First: The truth is that we are embodied beings with a sociality, historicity and materiality. Misery, suffering, subjugation, exploitation is real and material. It defines human subjectivity and social relations. What would the road to freedom look like in the face of violence, oppression, patriarchy and disenfranchisement? Where does the push back to everyday practices come from, if not from a realisation of the causal nexus between the experience of victimhood and the source of it? How does the realisation of the fragmentary nature of an individual’s experience (from alternative registers) help a non-individuated self to negotiate her victimhood?
I agree with Kapur when she says that the capacious categories of sexual misconduct, of native oppressors, drive for incarceration, all need semantic, political and feminist correction. I agree with her when she says, women’s human rights advocacy has come to operate as a tool for disciplining and intensifying the surveillance of women’s sexual conduct and strengthening the security apparatus of the state. I also agree that “governance feminism” approach converges with the contemporary script of neoliberal governmentality and the increasing ‘economisation’ of political life.
But for me the pedantic question is this: how does Mahayana Buddhism’s negation of causality, Advaita’s search for the illusory in one’s own experience, lending metaphysical equivalence to all forms of subjectivity become more than a source of personal redemption? How do they become more than pathways to metaphysical salvation? How do they become alternative registers for the project of social justice?
Second: It is true that rights may not serve as a tool or telos for justice. Yet, one can make a case that each cluster of rights be evaluated on its own terms for each of them is internally complex with a broad and variable set of criteria. For example, farmers’ rights in India have been totally ineffective in bringing succour to distressed farmers, as unabated farmer’s suicides testify. But forest rights, in another instance, contaminate the practice of liberal jurisprudence with idioms and ethos that are local, indigenous and collective. Particular rights regimes have their own internal dispensations, assumptions, and expressions, and need to be interrogated in terms of their own particular discursive and jurisdictional settings.
Rights ambition should be made a malleable one. It should be malleable enough to admit other ways of being, different kinds of personhoods and peoplehoods. Kapur’s project both adheres and departs from this proposition. Adheres because she too is proposing that cognisance of alternative registers will only help enrich the prospects of human rights.
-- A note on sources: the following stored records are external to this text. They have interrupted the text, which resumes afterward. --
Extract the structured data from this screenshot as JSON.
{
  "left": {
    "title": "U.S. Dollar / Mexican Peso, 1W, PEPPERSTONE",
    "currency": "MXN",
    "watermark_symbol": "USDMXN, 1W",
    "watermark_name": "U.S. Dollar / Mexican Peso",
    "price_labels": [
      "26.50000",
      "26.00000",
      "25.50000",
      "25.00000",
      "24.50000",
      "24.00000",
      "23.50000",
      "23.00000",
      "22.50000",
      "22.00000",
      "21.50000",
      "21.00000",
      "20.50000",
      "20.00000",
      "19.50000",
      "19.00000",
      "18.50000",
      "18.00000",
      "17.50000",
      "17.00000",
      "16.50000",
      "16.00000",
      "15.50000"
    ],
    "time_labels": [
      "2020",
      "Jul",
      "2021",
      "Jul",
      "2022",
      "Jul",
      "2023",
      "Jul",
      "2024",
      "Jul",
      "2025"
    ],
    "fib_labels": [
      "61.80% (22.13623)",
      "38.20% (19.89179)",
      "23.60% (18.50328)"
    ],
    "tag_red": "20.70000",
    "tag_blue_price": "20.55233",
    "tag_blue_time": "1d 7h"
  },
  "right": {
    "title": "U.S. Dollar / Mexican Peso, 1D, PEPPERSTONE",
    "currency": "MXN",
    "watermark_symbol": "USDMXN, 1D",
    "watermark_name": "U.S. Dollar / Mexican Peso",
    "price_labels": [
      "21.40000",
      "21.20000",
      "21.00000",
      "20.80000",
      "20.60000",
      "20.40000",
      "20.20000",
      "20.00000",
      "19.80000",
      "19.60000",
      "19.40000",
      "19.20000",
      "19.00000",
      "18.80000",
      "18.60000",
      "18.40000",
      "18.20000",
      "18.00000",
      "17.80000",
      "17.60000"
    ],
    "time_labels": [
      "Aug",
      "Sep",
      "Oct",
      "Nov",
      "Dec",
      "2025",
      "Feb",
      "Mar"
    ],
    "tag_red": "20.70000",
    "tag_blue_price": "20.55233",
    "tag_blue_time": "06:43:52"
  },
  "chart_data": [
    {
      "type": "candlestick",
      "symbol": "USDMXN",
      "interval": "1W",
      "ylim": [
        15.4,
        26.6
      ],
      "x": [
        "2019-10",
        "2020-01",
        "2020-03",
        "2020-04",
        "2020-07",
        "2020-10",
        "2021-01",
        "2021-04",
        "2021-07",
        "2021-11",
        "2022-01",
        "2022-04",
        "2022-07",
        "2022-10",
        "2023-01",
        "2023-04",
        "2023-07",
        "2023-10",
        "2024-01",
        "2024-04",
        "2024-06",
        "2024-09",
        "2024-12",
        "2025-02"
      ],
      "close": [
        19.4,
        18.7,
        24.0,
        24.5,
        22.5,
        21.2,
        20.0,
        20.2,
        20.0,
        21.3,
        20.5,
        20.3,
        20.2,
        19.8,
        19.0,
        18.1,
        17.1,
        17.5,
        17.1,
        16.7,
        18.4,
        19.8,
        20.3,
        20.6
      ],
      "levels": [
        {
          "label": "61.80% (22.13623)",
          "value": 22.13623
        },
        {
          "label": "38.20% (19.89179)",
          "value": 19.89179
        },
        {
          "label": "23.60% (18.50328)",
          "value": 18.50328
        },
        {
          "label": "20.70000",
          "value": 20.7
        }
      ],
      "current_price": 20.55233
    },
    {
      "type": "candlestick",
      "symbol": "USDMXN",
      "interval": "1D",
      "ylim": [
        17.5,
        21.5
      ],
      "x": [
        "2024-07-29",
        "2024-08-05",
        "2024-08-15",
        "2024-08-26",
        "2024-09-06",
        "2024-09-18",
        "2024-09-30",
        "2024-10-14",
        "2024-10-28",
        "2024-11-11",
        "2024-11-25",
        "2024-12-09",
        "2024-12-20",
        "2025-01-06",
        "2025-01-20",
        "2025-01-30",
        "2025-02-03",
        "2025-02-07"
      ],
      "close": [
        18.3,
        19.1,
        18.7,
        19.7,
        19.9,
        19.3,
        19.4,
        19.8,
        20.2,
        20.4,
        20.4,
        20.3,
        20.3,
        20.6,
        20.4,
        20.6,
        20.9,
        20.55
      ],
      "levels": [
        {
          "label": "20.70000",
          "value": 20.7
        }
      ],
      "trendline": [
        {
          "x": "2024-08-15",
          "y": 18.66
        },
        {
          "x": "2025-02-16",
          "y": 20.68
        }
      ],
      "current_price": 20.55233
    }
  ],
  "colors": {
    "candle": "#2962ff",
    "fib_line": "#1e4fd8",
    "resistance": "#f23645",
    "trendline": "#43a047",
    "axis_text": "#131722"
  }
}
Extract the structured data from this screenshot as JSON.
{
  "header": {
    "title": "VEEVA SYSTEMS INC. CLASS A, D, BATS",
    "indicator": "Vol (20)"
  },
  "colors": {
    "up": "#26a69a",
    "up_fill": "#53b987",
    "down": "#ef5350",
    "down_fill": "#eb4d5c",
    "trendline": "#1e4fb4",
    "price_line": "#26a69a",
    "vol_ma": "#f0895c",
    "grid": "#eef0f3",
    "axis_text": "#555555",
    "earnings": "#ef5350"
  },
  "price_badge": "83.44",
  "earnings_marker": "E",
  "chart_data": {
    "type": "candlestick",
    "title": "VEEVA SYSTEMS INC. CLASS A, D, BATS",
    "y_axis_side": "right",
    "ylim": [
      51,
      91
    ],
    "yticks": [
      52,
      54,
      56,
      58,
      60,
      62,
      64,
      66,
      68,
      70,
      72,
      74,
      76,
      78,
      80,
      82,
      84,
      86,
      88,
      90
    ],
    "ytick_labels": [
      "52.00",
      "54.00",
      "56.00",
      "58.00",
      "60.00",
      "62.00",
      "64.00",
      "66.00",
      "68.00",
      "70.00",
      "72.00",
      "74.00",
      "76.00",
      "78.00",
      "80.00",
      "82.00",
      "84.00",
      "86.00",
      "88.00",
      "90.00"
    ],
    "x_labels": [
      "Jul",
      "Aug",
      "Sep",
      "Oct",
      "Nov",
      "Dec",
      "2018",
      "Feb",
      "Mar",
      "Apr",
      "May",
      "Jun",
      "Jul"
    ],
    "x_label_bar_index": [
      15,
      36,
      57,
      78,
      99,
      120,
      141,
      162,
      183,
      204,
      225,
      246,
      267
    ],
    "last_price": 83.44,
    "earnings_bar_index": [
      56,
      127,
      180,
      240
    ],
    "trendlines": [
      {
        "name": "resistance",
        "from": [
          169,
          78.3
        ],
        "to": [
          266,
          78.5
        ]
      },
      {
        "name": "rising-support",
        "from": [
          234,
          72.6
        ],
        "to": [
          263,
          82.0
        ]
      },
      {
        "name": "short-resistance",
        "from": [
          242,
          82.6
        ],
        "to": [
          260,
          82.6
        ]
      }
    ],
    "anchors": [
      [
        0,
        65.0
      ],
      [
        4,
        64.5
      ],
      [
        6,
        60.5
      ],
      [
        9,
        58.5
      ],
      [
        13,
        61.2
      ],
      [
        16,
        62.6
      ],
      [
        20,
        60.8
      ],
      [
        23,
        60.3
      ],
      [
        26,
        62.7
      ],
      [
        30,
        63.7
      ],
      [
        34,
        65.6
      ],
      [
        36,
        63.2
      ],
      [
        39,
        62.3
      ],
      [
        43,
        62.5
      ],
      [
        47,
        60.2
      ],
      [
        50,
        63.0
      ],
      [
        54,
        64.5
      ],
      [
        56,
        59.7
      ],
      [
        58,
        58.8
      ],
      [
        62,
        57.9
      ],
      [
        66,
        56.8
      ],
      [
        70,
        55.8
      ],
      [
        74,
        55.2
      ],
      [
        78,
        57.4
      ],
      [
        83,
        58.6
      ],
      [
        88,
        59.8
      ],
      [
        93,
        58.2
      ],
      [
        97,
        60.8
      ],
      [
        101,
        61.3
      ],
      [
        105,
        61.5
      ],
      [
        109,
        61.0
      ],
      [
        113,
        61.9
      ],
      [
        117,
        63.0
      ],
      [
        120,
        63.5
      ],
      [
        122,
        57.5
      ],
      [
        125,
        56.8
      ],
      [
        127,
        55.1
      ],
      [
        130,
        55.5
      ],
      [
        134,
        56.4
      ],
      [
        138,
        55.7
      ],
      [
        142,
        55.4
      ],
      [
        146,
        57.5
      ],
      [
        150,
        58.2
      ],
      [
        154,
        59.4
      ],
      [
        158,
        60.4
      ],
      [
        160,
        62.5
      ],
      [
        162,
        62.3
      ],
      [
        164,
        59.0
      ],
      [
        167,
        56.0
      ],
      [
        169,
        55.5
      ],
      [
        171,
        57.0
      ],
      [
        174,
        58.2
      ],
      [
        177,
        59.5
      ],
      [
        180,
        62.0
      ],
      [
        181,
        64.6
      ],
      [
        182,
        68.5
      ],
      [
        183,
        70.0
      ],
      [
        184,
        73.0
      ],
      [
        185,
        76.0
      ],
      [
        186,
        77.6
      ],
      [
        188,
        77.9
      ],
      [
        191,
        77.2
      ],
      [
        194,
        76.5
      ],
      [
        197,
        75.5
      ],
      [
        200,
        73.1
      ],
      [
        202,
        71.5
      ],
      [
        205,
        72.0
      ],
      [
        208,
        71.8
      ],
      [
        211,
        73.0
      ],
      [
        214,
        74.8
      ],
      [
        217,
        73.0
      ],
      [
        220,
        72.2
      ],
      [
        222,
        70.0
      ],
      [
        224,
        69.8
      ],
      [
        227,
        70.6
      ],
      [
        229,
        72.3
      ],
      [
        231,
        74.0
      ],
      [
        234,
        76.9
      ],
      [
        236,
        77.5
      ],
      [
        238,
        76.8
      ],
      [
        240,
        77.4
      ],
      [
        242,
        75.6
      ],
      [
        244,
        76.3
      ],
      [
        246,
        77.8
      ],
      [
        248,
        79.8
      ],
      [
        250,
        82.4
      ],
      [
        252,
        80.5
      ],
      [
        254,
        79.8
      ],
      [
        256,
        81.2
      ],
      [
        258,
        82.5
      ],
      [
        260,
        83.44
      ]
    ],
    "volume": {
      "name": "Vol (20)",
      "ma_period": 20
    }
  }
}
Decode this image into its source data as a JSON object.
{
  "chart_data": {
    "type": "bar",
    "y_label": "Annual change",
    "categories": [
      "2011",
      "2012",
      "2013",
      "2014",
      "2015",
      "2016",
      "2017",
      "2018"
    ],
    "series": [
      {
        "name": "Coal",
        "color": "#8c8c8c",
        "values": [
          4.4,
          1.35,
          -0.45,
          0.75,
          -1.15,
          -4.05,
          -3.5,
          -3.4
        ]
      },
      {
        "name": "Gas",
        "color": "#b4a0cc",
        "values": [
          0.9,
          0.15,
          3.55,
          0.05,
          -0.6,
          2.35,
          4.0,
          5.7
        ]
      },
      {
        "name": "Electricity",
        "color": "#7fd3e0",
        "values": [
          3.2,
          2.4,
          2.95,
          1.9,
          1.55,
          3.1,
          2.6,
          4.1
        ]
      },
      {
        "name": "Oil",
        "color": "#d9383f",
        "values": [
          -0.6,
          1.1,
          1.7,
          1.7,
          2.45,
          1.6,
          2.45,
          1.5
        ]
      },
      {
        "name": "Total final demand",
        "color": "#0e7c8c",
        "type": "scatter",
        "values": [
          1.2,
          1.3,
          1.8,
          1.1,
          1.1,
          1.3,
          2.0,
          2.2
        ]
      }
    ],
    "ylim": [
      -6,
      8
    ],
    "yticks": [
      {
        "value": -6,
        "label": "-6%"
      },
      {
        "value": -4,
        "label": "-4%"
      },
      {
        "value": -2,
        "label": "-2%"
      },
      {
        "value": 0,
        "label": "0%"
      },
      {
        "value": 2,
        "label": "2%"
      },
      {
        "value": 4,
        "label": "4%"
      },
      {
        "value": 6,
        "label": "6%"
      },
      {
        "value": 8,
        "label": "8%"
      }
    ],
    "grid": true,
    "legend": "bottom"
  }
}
And departs because she loads the HR project with an ambition that is much larger—as a vector for emancipation. Kapur’s scepticism and her critique of the HR project stems from reading human rights as a project for freedom. Rights ambition is an easy stance to adopt but a difficult one to practice, and even minimalist ambitions can be misplaced. The burden of ‘freedom’ is a burden so extensive, so thick with idealisation, so replete with symbolic resonance that human rights will always fail to match up.